If you don’t have a separate credit card for your business, you should. “For most business, having a separate business credit card is encouraged since the card can provide benefits and it keeps business expenses separate from personal expenses,” said David Walters, CPA, certified financial planner and client service and portfolio manager for Palisades Hudson Financial Group. It also makes accounting much easier, he noted.
There are other good reasons to get a business credit card. Jenn Mathis, vice president and co-founder of One Degree Capital, said, “While it may be easier to apply for a personal credit card, it’s best to get an actual business card. A business card will help establish credit for your business, which can get you better interest rates on business loans in the future,” she said.
To choose a card that gives you the most bang for your buck, follow these tips.
It’s all about the fees and rewards
Look for a card with low fees and benefits you’ll actually use, said Walters.
“If you have a low/no fee card and pay off the balance every month so you never have any interest charges, you minimize the downsides that can come with credit card balances.”
But don’t just choose a card with the lowest fees. Your card should also work for you. “You’re going to be incurring these expenses anyway, but if you use the credit card to pay them, you get the benefit of the rewards program,” said Walters.
Mathis advised weighing the fees against what you get for them — and how valuable those benefits are to you. “If you travel a lot, then an airline reward card is a must-have. Those cards typically have annual fees but often come with great perks. If you don’t travel and are strictly looking for a credit card for occasional business use, then opt for a no-fee card.
Is it widely accepted?
“Look for a card that is accepted at the majority of the places you will shop,” said Mathis. “For example, if you are a big Costco user, an American Express card won’t help you much.”
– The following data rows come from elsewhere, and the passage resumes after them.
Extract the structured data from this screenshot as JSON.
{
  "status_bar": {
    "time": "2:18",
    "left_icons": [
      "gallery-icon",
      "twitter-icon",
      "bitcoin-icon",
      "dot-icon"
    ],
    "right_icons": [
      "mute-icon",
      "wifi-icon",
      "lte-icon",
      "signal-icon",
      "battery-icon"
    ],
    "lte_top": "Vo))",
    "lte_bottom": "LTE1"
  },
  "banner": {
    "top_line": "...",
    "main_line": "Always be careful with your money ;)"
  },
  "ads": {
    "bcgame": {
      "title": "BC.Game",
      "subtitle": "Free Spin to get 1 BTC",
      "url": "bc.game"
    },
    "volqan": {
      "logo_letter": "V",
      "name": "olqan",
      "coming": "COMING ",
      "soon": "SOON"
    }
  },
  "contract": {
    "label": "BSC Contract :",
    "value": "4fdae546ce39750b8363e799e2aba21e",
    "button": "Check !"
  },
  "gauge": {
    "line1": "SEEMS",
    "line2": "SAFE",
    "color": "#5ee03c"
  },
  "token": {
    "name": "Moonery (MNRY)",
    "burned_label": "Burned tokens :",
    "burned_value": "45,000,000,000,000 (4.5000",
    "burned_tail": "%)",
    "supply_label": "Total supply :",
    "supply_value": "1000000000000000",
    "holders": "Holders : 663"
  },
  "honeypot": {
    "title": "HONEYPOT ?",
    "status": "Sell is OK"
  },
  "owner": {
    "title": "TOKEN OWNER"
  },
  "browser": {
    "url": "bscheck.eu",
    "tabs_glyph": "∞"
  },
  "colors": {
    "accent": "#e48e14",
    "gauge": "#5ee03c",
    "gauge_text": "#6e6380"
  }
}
How’s the customer service?
Your time is valuable, so consider how long you will spend communicating with the credit card company.
“Business owners do not have time to sit on hold. Look for cards with premier customer support options. You may pay a bit higher fee for it, but the time you save waiting on hold will be well worth it in the long run,” Mathis said.
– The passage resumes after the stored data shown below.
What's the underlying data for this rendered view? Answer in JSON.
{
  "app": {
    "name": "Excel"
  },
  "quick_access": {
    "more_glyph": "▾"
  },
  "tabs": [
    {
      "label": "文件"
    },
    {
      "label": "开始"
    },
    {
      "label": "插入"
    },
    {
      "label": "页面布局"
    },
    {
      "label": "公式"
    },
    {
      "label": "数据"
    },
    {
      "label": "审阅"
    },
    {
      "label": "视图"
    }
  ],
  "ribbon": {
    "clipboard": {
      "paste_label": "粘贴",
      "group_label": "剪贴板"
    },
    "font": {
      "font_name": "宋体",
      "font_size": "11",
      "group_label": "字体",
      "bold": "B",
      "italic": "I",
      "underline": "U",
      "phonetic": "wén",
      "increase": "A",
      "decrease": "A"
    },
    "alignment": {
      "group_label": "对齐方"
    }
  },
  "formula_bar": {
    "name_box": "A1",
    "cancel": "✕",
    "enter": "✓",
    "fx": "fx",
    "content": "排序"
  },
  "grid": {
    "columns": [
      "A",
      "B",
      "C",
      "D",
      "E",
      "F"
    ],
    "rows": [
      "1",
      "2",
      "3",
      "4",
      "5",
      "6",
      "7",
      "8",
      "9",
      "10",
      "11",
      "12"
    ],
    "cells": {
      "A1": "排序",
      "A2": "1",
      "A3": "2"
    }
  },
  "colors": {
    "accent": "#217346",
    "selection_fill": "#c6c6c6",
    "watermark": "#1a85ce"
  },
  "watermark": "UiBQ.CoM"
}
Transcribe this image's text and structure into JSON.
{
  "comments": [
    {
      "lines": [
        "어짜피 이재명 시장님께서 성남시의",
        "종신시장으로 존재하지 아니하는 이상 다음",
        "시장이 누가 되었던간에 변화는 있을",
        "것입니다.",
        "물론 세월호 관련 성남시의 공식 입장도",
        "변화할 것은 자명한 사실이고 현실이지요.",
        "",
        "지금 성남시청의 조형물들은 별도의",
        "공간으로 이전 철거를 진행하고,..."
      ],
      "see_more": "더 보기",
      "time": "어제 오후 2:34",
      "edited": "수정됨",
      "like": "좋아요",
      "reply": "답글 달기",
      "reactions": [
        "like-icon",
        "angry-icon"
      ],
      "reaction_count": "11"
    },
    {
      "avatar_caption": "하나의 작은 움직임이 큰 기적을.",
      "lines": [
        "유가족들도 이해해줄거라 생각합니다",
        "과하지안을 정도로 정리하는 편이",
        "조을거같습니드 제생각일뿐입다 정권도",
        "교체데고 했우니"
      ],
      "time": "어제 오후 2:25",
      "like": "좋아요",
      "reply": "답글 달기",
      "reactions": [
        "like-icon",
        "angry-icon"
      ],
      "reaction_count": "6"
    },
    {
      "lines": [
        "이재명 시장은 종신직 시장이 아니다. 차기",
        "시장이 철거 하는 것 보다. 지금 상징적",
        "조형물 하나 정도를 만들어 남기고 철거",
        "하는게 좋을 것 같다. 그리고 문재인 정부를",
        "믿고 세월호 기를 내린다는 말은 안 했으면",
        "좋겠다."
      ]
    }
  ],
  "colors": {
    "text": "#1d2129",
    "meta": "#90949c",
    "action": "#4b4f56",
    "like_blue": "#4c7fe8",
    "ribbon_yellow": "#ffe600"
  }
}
Seek out introductory offers
When you’re a new customer, credit card companies work hard for your business, noted Mathis. “Look for cards with great introductory offers like zero percent purchases, no-fee balance transfers and first year fee waivers. All of these are great options to help offset the first year’s cost of your new card.”
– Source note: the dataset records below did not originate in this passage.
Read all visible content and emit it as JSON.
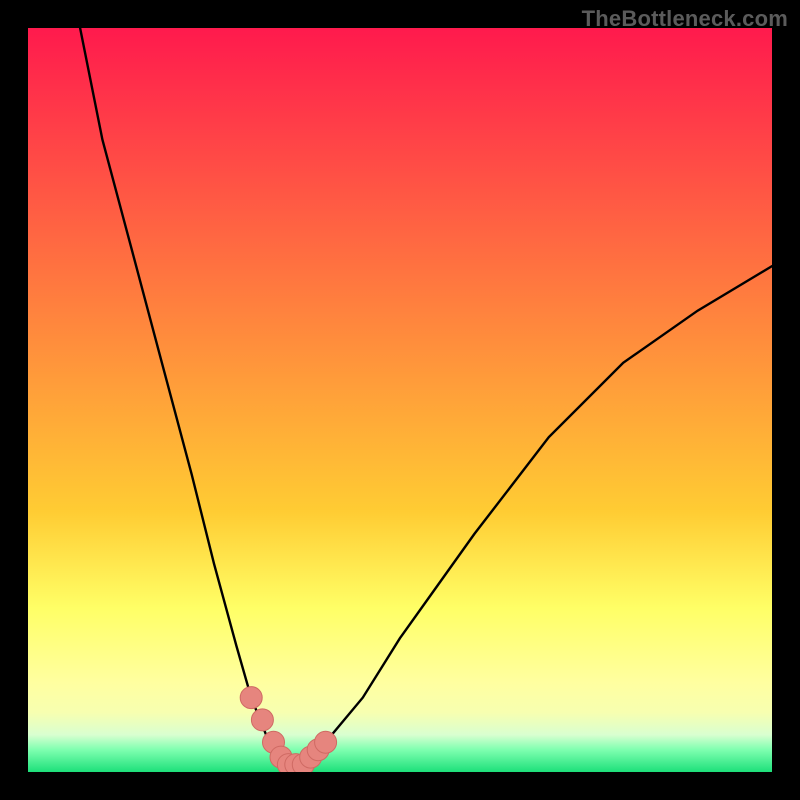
{
  "watermark": "TheBottleneck.com",
  "colors": {
    "frame": "#000000",
    "watermark": "#5b5b5b",
    "curve": "#000000",
    "marker_fill": "#e6857e",
    "marker_stroke": "#cf6a63",
    "grad_top": "#ff1a4d",
    "grad_mid1": "#ff6a2a",
    "grad_mid2": "#ffcc33",
    "grad_mid3": "#ffff66",
    "grad_mid4": "#f7ffb0",
    "grad_mid5": "#d9ffd0",
    "grad_bottom": "#1de07a"
  },
  "chart_data": {
    "type": "line",
    "title": "",
    "xlabel": "",
    "ylabel": "",
    "xlim": [
      0,
      100
    ],
    "ylim": [
      0,
      100
    ],
    "grid": false,
    "series": [
      {
        "name": "bottleneck-curve",
        "x": [
          7,
          10,
          14,
          18,
          22,
          25,
          28,
          30,
          32,
          34,
          35,
          36,
          37,
          38,
          40,
          45,
          50,
          55,
          60,
          70,
          80,
          90,
          100
        ],
        "y": [
          100,
          85,
          70,
          55,
          40,
          28,
          17,
          10,
          5,
          2,
          1,
          1,
          1,
          2,
          4,
          10,
          18,
          25,
          32,
          45,
          55,
          62,
          68
        ]
      }
    ],
    "markers": {
      "name": "highlight-points",
      "x": [
        30,
        31.5,
        33,
        34,
        35,
        36,
        37,
        38,
        39,
        40
      ],
      "y": [
        10,
        7,
        4,
        2,
        1,
        1,
        1,
        2,
        3,
        4
      ]
    },
    "gradient_bands_y": [
      0,
      65,
      78,
      88,
      92,
      95,
      97,
      100
    ]
  }
}
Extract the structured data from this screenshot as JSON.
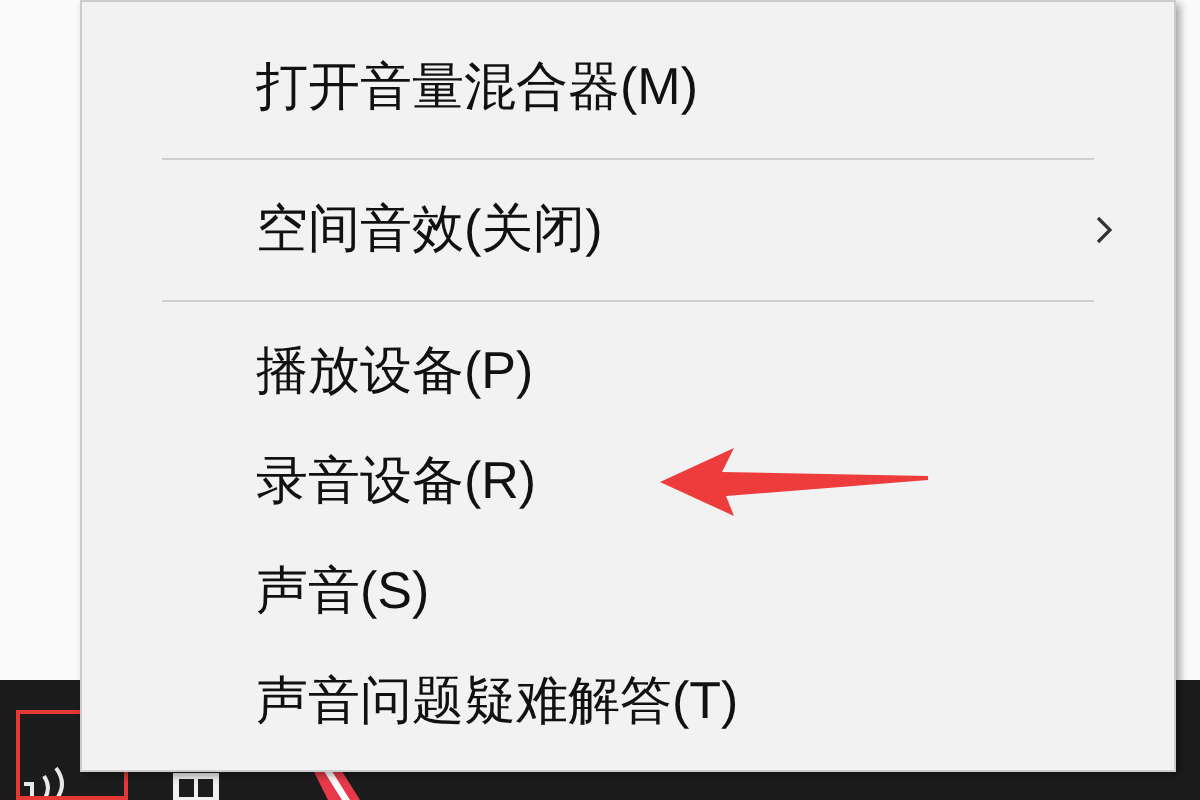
{
  "context_menu": {
    "items": [
      {
        "kind": "item",
        "label": "打开音量混合器(M)",
        "has_submenu": false
      },
      {
        "kind": "separator"
      },
      {
        "kind": "item",
        "label": "空间音效(关闭)",
        "has_submenu": true
      },
      {
        "kind": "separator"
      },
      {
        "kind": "item",
        "label": "播放设备(P)",
        "has_submenu": false
      },
      {
        "kind": "item",
        "label": "录音设备(R)",
        "has_submenu": false,
        "annotated": true
      },
      {
        "kind": "item",
        "label": "声音(S)",
        "has_submenu": false
      },
      {
        "kind": "item",
        "label": "声音问题疑难解答(T)",
        "has_submenu": false
      }
    ]
  },
  "taskbar": {
    "volume_icon_highlighted": true
  }
}
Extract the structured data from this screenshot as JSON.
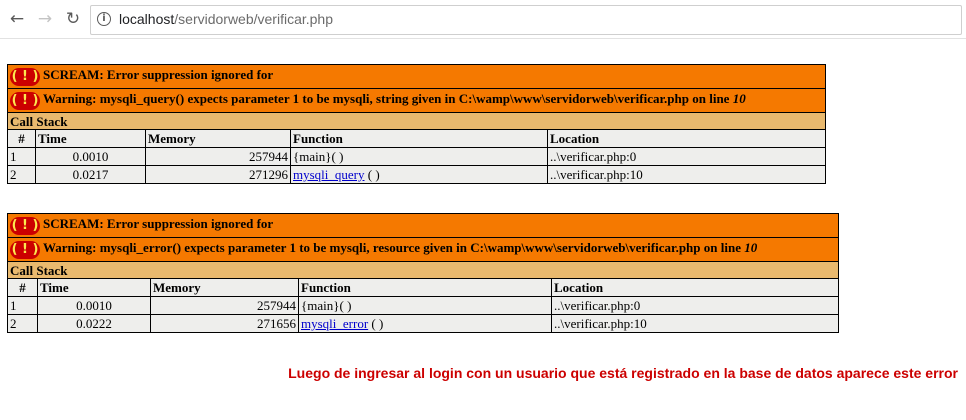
{
  "browser": {
    "back_icon": "arrow-left",
    "forward_icon": "arrow-right",
    "reload_icon": "reload",
    "info_icon": "info",
    "url_host": "localhost",
    "url_path": "/servidorweb/verificar.php"
  },
  "errors": [
    {
      "scream": "SCREAM: Error suppression ignored for",
      "warning_text": "Warning: mysqli_query() expects parameter 1 to be mysqli, string given in C:\\wamp\\www\\servidorweb\\verificar.php on line",
      "line": "10",
      "call_stack_title": "Call Stack",
      "columns": [
        "#",
        "Time",
        "Memory",
        "Function",
        "Location"
      ],
      "rows": [
        {
          "num": "1",
          "time": "0.0010",
          "memory": "257944",
          "func": "{main}",
          "func_suffix": "( )",
          "location": "..\\verificar.php:0"
        },
        {
          "num": "2",
          "time": "0.0217",
          "memory": "271296",
          "func": "mysqli_query",
          "func_suffix": "( )",
          "location": "..\\verificar.php:10"
        }
      ]
    },
    {
      "scream": "SCREAM: Error suppression ignored for",
      "warning_text": "Warning: mysqli_error() expects parameter 1 to be mysqli, resource given in C:\\wamp\\www\\servidorweb\\verificar.php on line",
      "line": "10",
      "call_stack_title": "Call Stack",
      "columns": [
        "#",
        "Time",
        "Memory",
        "Function",
        "Location"
      ],
      "rows": [
        {
          "num": "1",
          "time": "0.0010",
          "memory": "257944",
          "func": "{main}",
          "func_suffix": "( )",
          "location": "..\\verificar.php:0"
        },
        {
          "num": "2",
          "time": "0.0222",
          "memory": "271656",
          "func": "mysqli_error",
          "func_suffix": "( )",
          "location": "..\\verificar.php:10"
        }
      ]
    }
  ],
  "error_icon_text": "( ! )",
  "colors": {
    "warning_bg": "#f57900",
    "stack_title_bg": "#e9b96e",
    "row_bg": "#eeeeec",
    "icon_bg": "#cc0000",
    "note": "#cc0000"
  },
  "note": "Luego de ingresar al login con un usuario que está registrado en la base de datos aparece este error"
}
About those interest rates
What about the interest rate? “Since your goal should be to not carry a balance, the interest rate is the least important,” said Mathis.
“Average interest rates on credit cards right now fall between 11 percent and 18 percent and may be higher if you have credit issues,” she said. “Since your goal should be to pay off the balance in full each month, don’t spend a lot of time looking to save a percentage point or two. As long as the card you like is in the normal range of the current rates, go for it.”
Consider a card from your own bank
When credit card hunting, don’t forget to look in your own backyard.
“Business owners should definitely consider credit cards from banks they already have a relationship with, as some banks offer benefits for having multiple accounts or types of accounts. This might be in the form of favorable rates or other benefits for the credit card, or benefits on other accounts with the bank, such as promotional offers or rewards with a checking or investment account if you open a credit card account with the same bank.”
Mathis said since most credit cards are privately labeled and ultimately belong to just a few banks, choosing a card based on the bank may not be as important as choosing the right rewards, benefits and interest rate.
How to compare offers
Aside from doing research on your own, check for recent articles on best business cards, Walters suggested. For example, Nerdwallet has an annual comparison of card offers.
When searching for online comparisons, read any advertising disclaimers to make sure you’re getting objective comparisons and legitimate consumer reviews.
Nerdwallet.com, Bankrate.com and Creditcards.com offer comparisons of current offers; some include consumer satisfaction ratings and reviews.